Ce samedi à Jerez, sous une piste encore humide, Toprak Razgatlioglu a offert l’un des plus beaux moments de la saison MotoGP en cours. Alors que sa Yamaha M1 glissait inexorablement vers le sol au virage 13 lors des EL2, le Turc a réalisé un sauvetage spectaculaire et totalement improbable…
D’un mouvement d’équilibriste digne d’un artiste de cirque, il a arrêté la chute avec son bras et son coude, est resté assis sur la moto et l’a relevée comme si de rien n’était. Un geste qui a évité un gros travail aux mécaniciens et qui a déclenché une ovation immédiate dans les stands Pramac.

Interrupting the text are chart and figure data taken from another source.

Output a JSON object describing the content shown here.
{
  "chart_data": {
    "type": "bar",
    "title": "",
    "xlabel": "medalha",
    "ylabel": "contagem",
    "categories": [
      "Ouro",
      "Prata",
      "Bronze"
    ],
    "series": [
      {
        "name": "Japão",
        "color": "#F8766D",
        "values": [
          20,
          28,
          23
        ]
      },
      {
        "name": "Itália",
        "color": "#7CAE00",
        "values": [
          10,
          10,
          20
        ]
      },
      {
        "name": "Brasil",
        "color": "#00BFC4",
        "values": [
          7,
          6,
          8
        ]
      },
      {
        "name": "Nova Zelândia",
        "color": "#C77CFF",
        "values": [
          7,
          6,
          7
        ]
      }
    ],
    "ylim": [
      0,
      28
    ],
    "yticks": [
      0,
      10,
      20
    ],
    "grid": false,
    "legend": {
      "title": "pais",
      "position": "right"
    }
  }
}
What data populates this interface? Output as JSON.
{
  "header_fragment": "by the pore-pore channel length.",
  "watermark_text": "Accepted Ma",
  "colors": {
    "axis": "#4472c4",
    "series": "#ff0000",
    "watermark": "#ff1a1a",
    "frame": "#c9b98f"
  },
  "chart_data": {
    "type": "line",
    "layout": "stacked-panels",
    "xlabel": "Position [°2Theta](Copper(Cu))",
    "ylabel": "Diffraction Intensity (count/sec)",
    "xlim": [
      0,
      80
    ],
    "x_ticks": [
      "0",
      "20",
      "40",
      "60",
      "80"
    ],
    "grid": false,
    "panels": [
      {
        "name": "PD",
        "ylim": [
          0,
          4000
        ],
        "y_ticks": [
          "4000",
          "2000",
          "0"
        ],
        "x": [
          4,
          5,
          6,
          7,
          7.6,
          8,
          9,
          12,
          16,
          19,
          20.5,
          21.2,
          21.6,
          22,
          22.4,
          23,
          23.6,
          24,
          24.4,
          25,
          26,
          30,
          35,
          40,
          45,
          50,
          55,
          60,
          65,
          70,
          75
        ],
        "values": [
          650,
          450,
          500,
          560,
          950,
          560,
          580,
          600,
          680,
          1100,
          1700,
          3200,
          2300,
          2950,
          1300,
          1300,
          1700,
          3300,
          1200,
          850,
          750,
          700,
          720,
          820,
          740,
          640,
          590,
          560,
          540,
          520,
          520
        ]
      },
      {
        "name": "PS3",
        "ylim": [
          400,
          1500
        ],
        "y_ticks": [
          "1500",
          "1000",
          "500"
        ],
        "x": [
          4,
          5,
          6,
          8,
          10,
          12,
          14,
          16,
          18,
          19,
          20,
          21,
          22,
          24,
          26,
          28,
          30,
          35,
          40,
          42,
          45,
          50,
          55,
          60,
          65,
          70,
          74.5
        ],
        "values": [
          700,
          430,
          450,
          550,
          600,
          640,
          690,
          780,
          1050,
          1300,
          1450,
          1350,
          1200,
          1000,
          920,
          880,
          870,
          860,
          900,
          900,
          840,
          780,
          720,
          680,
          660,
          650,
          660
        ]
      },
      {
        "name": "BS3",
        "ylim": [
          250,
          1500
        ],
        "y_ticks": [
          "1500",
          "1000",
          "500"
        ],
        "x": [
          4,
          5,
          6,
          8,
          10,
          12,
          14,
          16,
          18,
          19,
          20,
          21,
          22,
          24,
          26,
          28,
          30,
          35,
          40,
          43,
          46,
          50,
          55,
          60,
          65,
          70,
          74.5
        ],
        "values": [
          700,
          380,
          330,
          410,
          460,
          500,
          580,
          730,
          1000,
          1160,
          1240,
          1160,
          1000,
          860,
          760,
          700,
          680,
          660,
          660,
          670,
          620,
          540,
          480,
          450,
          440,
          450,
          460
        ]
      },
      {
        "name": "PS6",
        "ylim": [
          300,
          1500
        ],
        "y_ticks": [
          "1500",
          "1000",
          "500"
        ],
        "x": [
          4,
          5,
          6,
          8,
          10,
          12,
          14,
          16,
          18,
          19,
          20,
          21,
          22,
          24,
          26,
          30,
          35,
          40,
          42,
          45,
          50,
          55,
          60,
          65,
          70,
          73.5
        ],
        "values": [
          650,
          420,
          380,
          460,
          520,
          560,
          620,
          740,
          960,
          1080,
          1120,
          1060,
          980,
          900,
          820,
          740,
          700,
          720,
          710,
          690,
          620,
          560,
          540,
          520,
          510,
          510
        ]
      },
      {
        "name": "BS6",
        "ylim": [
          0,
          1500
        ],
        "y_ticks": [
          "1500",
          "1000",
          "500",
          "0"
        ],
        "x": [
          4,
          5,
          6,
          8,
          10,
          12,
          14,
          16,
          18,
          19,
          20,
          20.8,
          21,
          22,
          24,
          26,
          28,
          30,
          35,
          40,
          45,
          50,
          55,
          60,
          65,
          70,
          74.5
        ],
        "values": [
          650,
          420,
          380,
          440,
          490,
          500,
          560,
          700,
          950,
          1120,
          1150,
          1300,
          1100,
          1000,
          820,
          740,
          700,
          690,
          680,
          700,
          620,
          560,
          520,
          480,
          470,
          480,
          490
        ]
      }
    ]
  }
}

Le directeur d’équipe Gino Borsoi lui-même a explosé de joie dans le box, tandis que tout le paddock applaudissait ce tour de force.
Les fans, eux, sont passés en mode incrédulité totale sur les réseaux :« Ce type n’est même pas humain. C’est autre chose. Comment diable est-ce possible ? Vous savez quoi ? C’est de l’IA, je refuse d’y croire. » Un autre a lâché : « Cet arrêt était INCROYABLE. » Et un troisième, encore sous le choc : « Oh mon Dieu !!! Comment ? Comment a-t-il fait pour l’arrêter !! »
Beaucoup ont résumé simplement : « Toprak fait du Toprak. » Et un fan a ajouté : « Il a été tellement impressionnant et divertissant en seulement quelques manches. » Même le ralenti a fait monter la tension : on y voit Jack Miller, son coéquipier chez Pramac, passer à quelques centimètres à peine alors que Toprak relevait sa machine.

Le « Stoprak » : le coude, le bras et un miracle signé Toprak Razgatlioglu
Un fan rêve déjà : « J’adorerais entendre ce que Jack Miller a dit dans son casque, parce que ça s’est passé juste devant lui ! » Malgré les difficultés chroniques de Yamaha, Razgatlioglu continue de faire le spectacle.
En qualifications, il a encore une fois impressionné en terminant 19e, devant Alex Rins et Jack Miller, et juste derrière Augusto Fernandez (P16) qui a devancé Fabio Quartararo. Le triple champion du monde Superbike prouve week-end après week-end qu’il mérite largement un baquet d’usine chez Yamaha.
Pourtant, le marché a déjà parlé : Jorge Martin devrait rejoindre le projet en 2027, aux côtés d’Ai Ogura, laissant Alex Rins (qui n’a pas caché sa colère jeudi devant les médias) sur le carreau. Toprak, lui, continue de rouler… et de sauver des situations impossibles avec une classe folle. À Jerez, il n’a peut-être pas brillé au chrono, mais il a offert aux fans du MotoGP un moment de pur spectacle. Et ça, personne ne l’oubliera de sitôt. Toprak n’est pas seulement rapide. Il est spectaculaire. Et le paddock MotoGP commence à s’en rendre compte.